Ganesh Chaturthi also known as Vinayak Chaturthi is a Hindu festival commemorating the birth of the Hindu god Ganesha. The festival is marked with the installation of Ganesha’s clay idols privately in homes and publicly on elaborate pandals. Observances include chanting of Vedic hymns and Hindu texts, such as prayers and vrata (fasting). Offerings and prasada from the daily prayers, that are distributed from the pandal to the community, include sweets such as modaka as it is believed to be a favorite of Ganesha. The festival ends on the tenth day after start, when the idol is carried in a public procession with music and group chanting, then immersed in a nearby body of water such as a river or sea, called visarjan. The visarjan ritual symbolizes the cycle of birth and death. It celebrates the reality of life that revolves around these two facts.Thereafter, the clay idol dissolves and Ganesha is believed to return to his celestial abode.
The festival celebrates Ganesha as the God of New Beginnings and the Remover of Obstacles as well as the god of wisdom and intelligence.

There are 3 popular stories about Ganesha:
1. The elephant head of Ganesha as narrated in Shiva Purana
The goddess Parvati had started preparing for a bath. As she did not want to be disturbed during her bath and since Nandi was not at Kailash to keep guard of the door, Parvati took the turmeric and sandalwood paste (for bathing) from her body and made a statue of a boy, breathing life into him. This boy was instructed by Parvati to guard the door and to not let anyone in until she had finished her bath.
After Shiva had come out of his meditation, he wished to meet Parvati, but found himself being halted by a strange boy. Shiva tried to reason with the boy, saying that he was Parvati’s husband, but the boy did not listen and was determined to keep Shiva at bay. The boy’s behaviour surprised Shiva. Sensing that this was no ordinary boy, the usually even tempered Shiva decided he would have to fight the boy and in his divine fury, severed the boy’s head with his trishula, killing him instantly.
When Parvati heard word of this, she was so enraged that she decided to destroy all of creation. At her call, several ferocious multi-armed forms, the yoginis, arose from her body and threatened annihilation. Brahma, being the creator, naturally had his concerns, and pleaded that she reconsider her drastic plan. She acquiesced with two conditions: one, that the boy be brought back to life, and two, that he be forever revered before all the other gods in prayer.

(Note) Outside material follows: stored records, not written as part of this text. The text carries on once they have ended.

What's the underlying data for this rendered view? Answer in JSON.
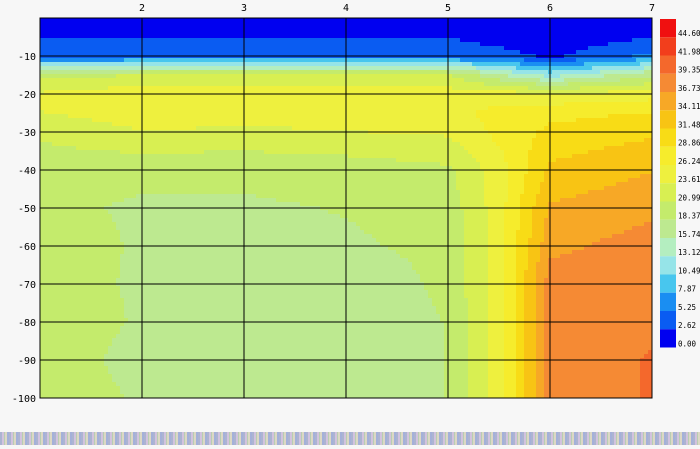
{
  "chart_data": {
    "type": "heatmap",
    "title": "",
    "xlabel": "",
    "ylabel": "",
    "xlim": [
      1,
      7
    ],
    "ylim": [
      -100,
      0
    ],
    "x_ticks": [
      "2",
      "3",
      "4",
      "5",
      "6",
      "7"
    ],
    "x_tick_values": [
      2,
      3,
      4,
      5,
      6,
      7
    ],
    "y_ticks": [
      "-10",
      "-20",
      "-30",
      "-40",
      "-50",
      "-60",
      "-70",
      "-80",
      "-90",
      "-100"
    ],
    "y_tick_values": [
      -10,
      -20,
      -30,
      -40,
      -50,
      -60,
      -70,
      -80,
      -90,
      -100
    ],
    "gridlines_x": [
      2,
      3,
      4,
      5,
      6
    ],
    "gridlines_y": [
      -10,
      -20,
      -30,
      -40,
      -50,
      -60,
      -70,
      -80,
      -90
    ],
    "colorbar": {
      "labels": [
        "44.60",
        "41.98",
        "39.35",
        "36.73",
        "34.11",
        "31.48",
        "28.86",
        "26.24",
        "23.61",
        "20.99",
        "18.37",
        "15.74",
        "13.12",
        "10.49",
        "7.87",
        "5.25",
        "2.62",
        "0.00"
      ],
      "colors": [
        "#f01010",
        "#f23e1c",
        "#f4682c",
        "#f58a34",
        "#f7a826",
        "#f8c414",
        "#f8dc16",
        "#f6ec2c",
        "#eef03e",
        "#d8ef52",
        "#c4eb6c",
        "#bde990",
        "#b4eec0",
        "#96e4e8",
        "#48c6ee",
        "#1a8ef2",
        "#0a5cf2",
        "#0000f0"
      ]
    },
    "x": [
      1,
      2,
      3,
      4,
      5,
      5.5,
      6,
      7
    ],
    "y": [
      0,
      -5,
      -10,
      -15,
      -20,
      -25,
      -30,
      -40,
      -50,
      -60,
      -70,
      -80,
      -90,
      -100
    ],
    "values": [
      [
        2.6,
        2.6,
        2.6,
        2.6,
        2.6,
        1.0,
        0.0,
        2.6
      ],
      [
        2.6,
        2.6,
        2.6,
        2.6,
        2.6,
        1.0,
        0.5,
        2.6
      ],
      [
        4.0,
        4.5,
        5.0,
        5.0,
        5.0,
        4.0,
        2.0,
        6.0
      ],
      [
        20.0,
        21.0,
        21.0,
        21.0,
        21.0,
        16.0,
        12.0,
        18.0
      ],
      [
        24.0,
        25.5,
        26.2,
        26.0,
        25.0,
        25.0,
        24.0,
        25.0
      ],
      [
        23.5,
        25.0,
        25.0,
        25.0,
        25.5,
        27.0,
        28.0,
        29.0
      ],
      [
        21.5,
        23.5,
        23.0,
        23.5,
        24.0,
        27.0,
        29.5,
        31.0
      ],
      [
        19.5,
        19.0,
        19.0,
        19.5,
        20.5,
        25.0,
        32.0,
        34.0
      ],
      [
        19.0,
        18.0,
        18.0,
        18.5,
        19.5,
        25.0,
        34.5,
        36.0
      ],
      [
        20.0,
        18.0,
        18.0,
        18.0,
        19.0,
        25.0,
        36.0,
        38.0
      ],
      [
        19.5,
        18.0,
        17.5,
        16.5,
        19.0,
        25.0,
        38.0,
        39.0
      ],
      [
        20.5,
        18.0,
        17.0,
        16.0,
        18.5,
        25.0,
        38.0,
        39.0
      ],
      [
        20.5,
        17.0,
        16.5,
        16.0,
        18.5,
        25.0,
        38.0,
        39.5
      ],
      [
        20.5,
        18.0,
        16.5,
        16.0,
        18.5,
        25.0,
        38.0,
        39.5
      ]
    ]
  }
}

Shiva, having cooled down by this point, agreed to Parvati’s conditions. He sent his devotees out with orders to bring back the head of the first creature that lay with its head facing the north. They soon returned with the head of a strong and powerful elephant named Gajasura, which Brahma placed atop the boy’s body. Breathing new life into him, he was declared as the Gajanana and offered him the status of being the foremost among the gods in prayer, and the title of the leader of all the ganas (classes of beings), Ganapati.

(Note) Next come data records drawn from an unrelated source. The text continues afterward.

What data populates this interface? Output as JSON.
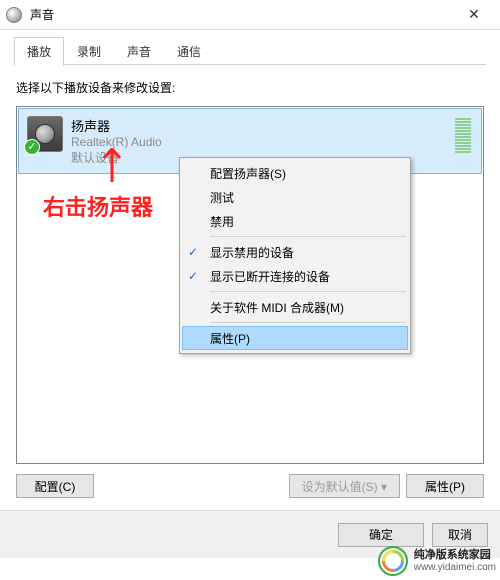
{
  "window": {
    "title": "声音",
    "close_glyph": "✕"
  },
  "tabs": [
    "播放",
    "录制",
    "声音",
    "通信"
  ],
  "instruction": "选择以下播放设备来修改设置:",
  "device": {
    "name": "扬声器",
    "vendor": "Realtek(R) Audio",
    "status": "默认设备",
    "check": "✓"
  },
  "context_menu": {
    "items": [
      {
        "label": "配置扬声器(S)"
      },
      {
        "label": "测试"
      },
      {
        "label": "禁用"
      },
      {
        "sep": true
      },
      {
        "label": "显示禁用的设备",
        "checked": true
      },
      {
        "label": "显示已断开连接的设备",
        "checked": true
      },
      {
        "sep": true
      },
      {
        "label": "关于软件 MIDI 合成器(M)"
      },
      {
        "sep": true
      },
      {
        "label": "属性(P)",
        "hovered": true
      }
    ]
  },
  "annotation": "右击扬声器",
  "buttons": {
    "configure": "配置(C)",
    "set_default": "设为默认值(S) ▾",
    "properties": "属性(P)",
    "ok": "确定",
    "cancel": "取消"
  },
  "watermark": {
    "cn": "纯净版系统家园",
    "url": "www.yidaimei.com"
  }
}
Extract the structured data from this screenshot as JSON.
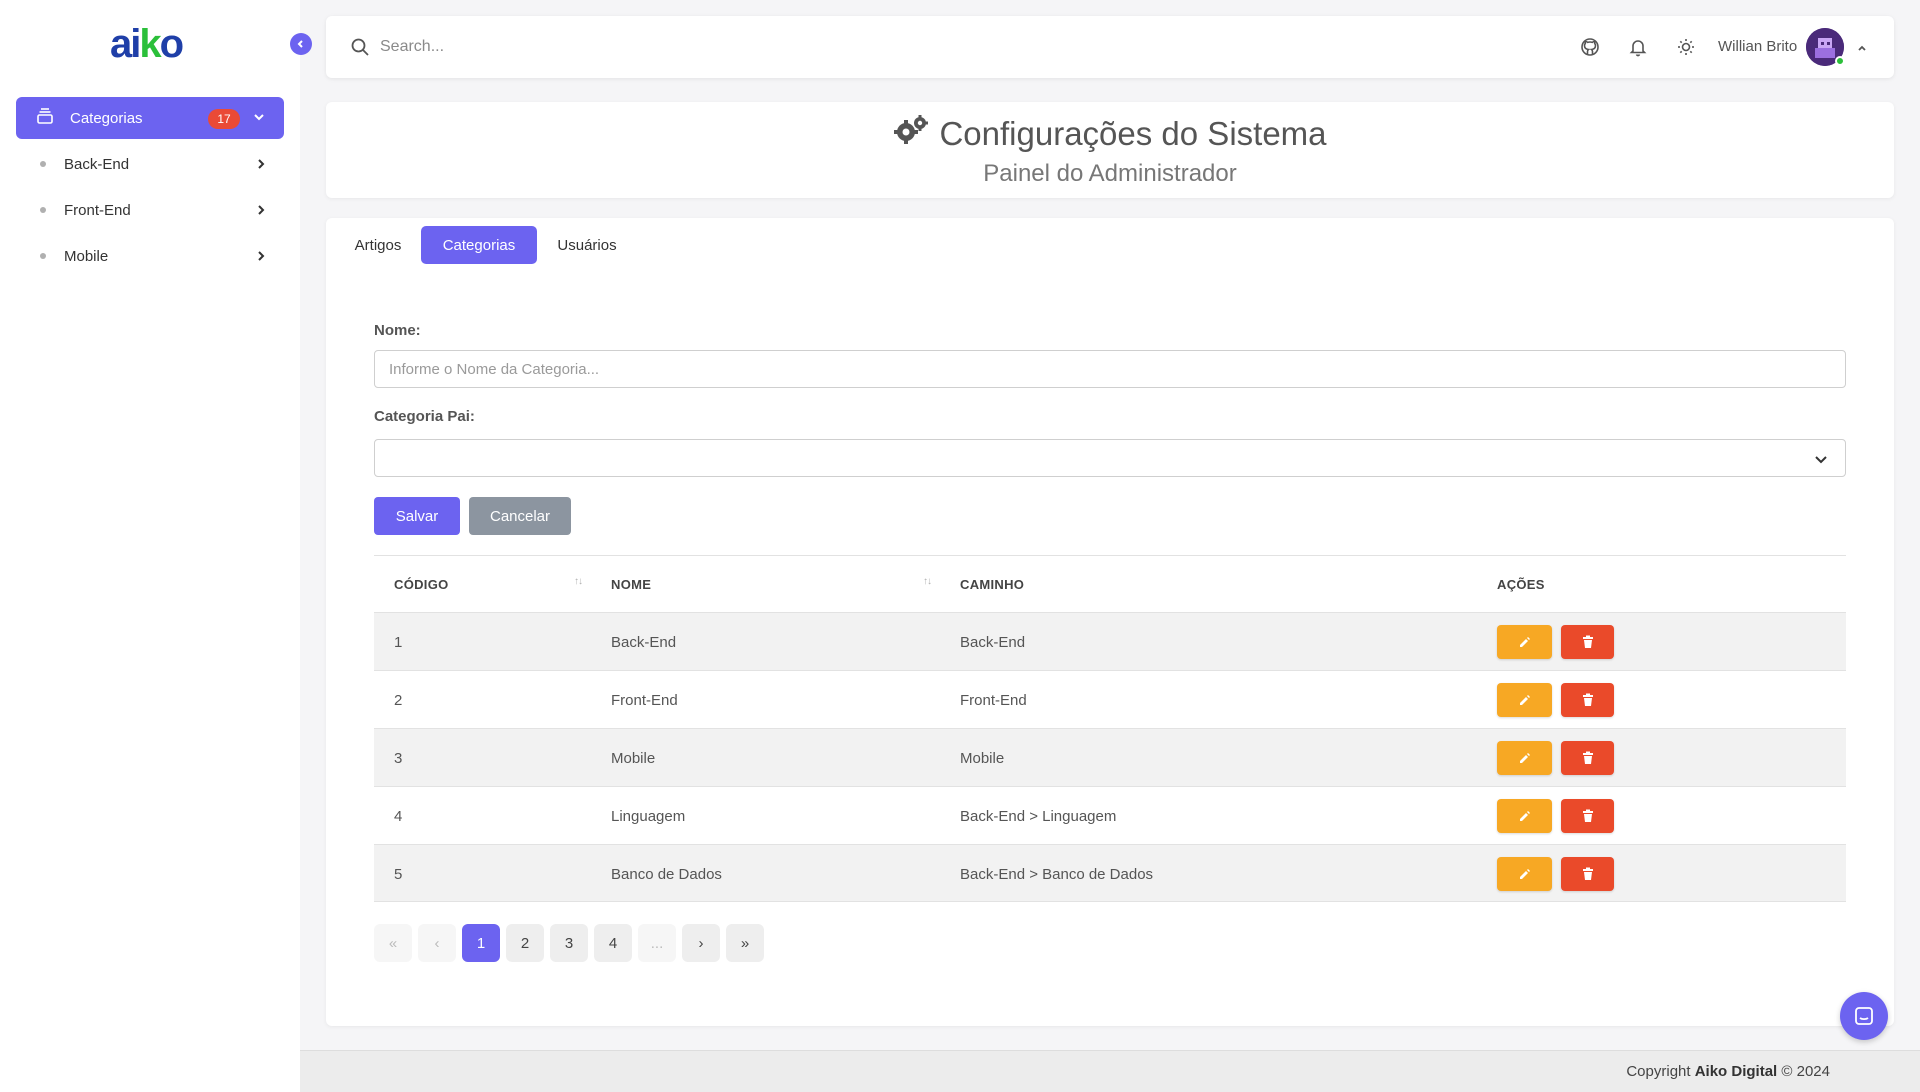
{
  "sidebar": {
    "logo_text": "aiko",
    "active_item": {
      "label": "Categorias",
      "badge": "17"
    },
    "items": [
      {
        "label": "Back-End"
      },
      {
        "label": "Front-End"
      },
      {
        "label": "Mobile"
      }
    ]
  },
  "topbar": {
    "search_placeholder": "Search...",
    "user_name": "Willian Brito"
  },
  "header": {
    "title": "Configurações do Sistema",
    "subtitle": "Painel do Administrador"
  },
  "tabs": [
    {
      "label": "Artigos",
      "active": false
    },
    {
      "label": "Categorias",
      "active": true
    },
    {
      "label": "Usuários",
      "active": false
    }
  ],
  "form": {
    "name_label": "Nome:",
    "name_placeholder": "Informe o Nome da Categoria...",
    "name_value": "",
    "parent_label": "Categoria Pai:",
    "parent_value": "",
    "save_label": "Salvar",
    "cancel_label": "Cancelar"
  },
  "table": {
    "headers": [
      "CÓDIGO",
      "NOME",
      "CAMINHO",
      "AÇÕES"
    ],
    "rows": [
      {
        "code": "1",
        "name": "Back-End",
        "path": "Back-End"
      },
      {
        "code": "2",
        "name": "Front-End",
        "path": "Front-End"
      },
      {
        "code": "3",
        "name": "Mobile",
        "path": "Mobile"
      },
      {
        "code": "4",
        "name": "Linguagem",
        "path": "Back-End > Linguagem"
      },
      {
        "code": "5",
        "name": "Banco de Dados",
        "path": "Back-End > Banco de Dados"
      }
    ]
  },
  "pagination": {
    "first": "«",
    "prev": "‹",
    "pages": [
      "1",
      "2",
      "3",
      "4"
    ],
    "current": "1",
    "ellipsis": "...",
    "next": "›",
    "last": "»"
  },
  "footer": {
    "prefix": "Copyright",
    "company": "Aiko Digital",
    "suffix": "© 2024"
  },
  "colors": {
    "accent": "#6c63f0",
    "badge": "#ea4a36",
    "edit": "#f7a824",
    "delete": "#ea4a2a",
    "cancel": "#8c95a0"
  },
  "icons": {
    "menu": "layers-icon",
    "search": "search-icon",
    "github": "github-icon",
    "bell": "bell-icon",
    "theme": "sun-icon",
    "edit": "pencil-icon",
    "delete": "trash-icon",
    "chat": "chat-icon",
    "title": "cogs-icon"
  }
}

2. The half-broken left tusk
It’s said that Ganesha wrote the Mahabharata, as it was recited to him by sage Veda Vyasa. This was done on the condition that Vyasa would not stop while reciting the epic and that Ganesha would not stop while writing, besides the condition that Ganesha would not merely write it, but also understand every verse of it. Popular legends say that it took both of them three years of continuous speaking and writing to complete the epic.
If you’ve ever noticed the idol of Lord Ganesha carefully, you’d have noticed the broken tusk. As legend goes, when Ganesha was writing the Mahabharata, the feather he was writing with broke. So, to stick to the condition of writing continuously, Ganesha broke his tusk and wrote with it.
There is yet another version of this half tusk story,
Some are also of the belief that Lord Parashurama cut off one of Ganesha’s tusks because he didn’t allow him to enter the Shiva abode and meet Lord Shiva, who was busy praying.
3. Mouse as his vehicle – Mushikavaahana
Now, there are two theories to this:
First, in ancient times, when agriculture was the primary mode of sustenance, rodents were one of the biggest obstacles to prosperity–as they are for farmers even today. Destroying crops, eating stored grains are all in a day’s work for a rodent. Lord Ganesha, in having a mouse/rat as his vehicle, is symbolically shown to have conquered this pest, thus staying true to his name and work as the destroyer of obstacles.
Second, Lord Ganesha was able to reach all the nooks and crannies of the world–and do his duty as the destroyer of obstacles–because his vehicle was a mouse–because mice/rats can slither through tiny holes and narrow pathways.
So these are the popular stories behind Ganesh Chathurthi festival. Happy Festival to you.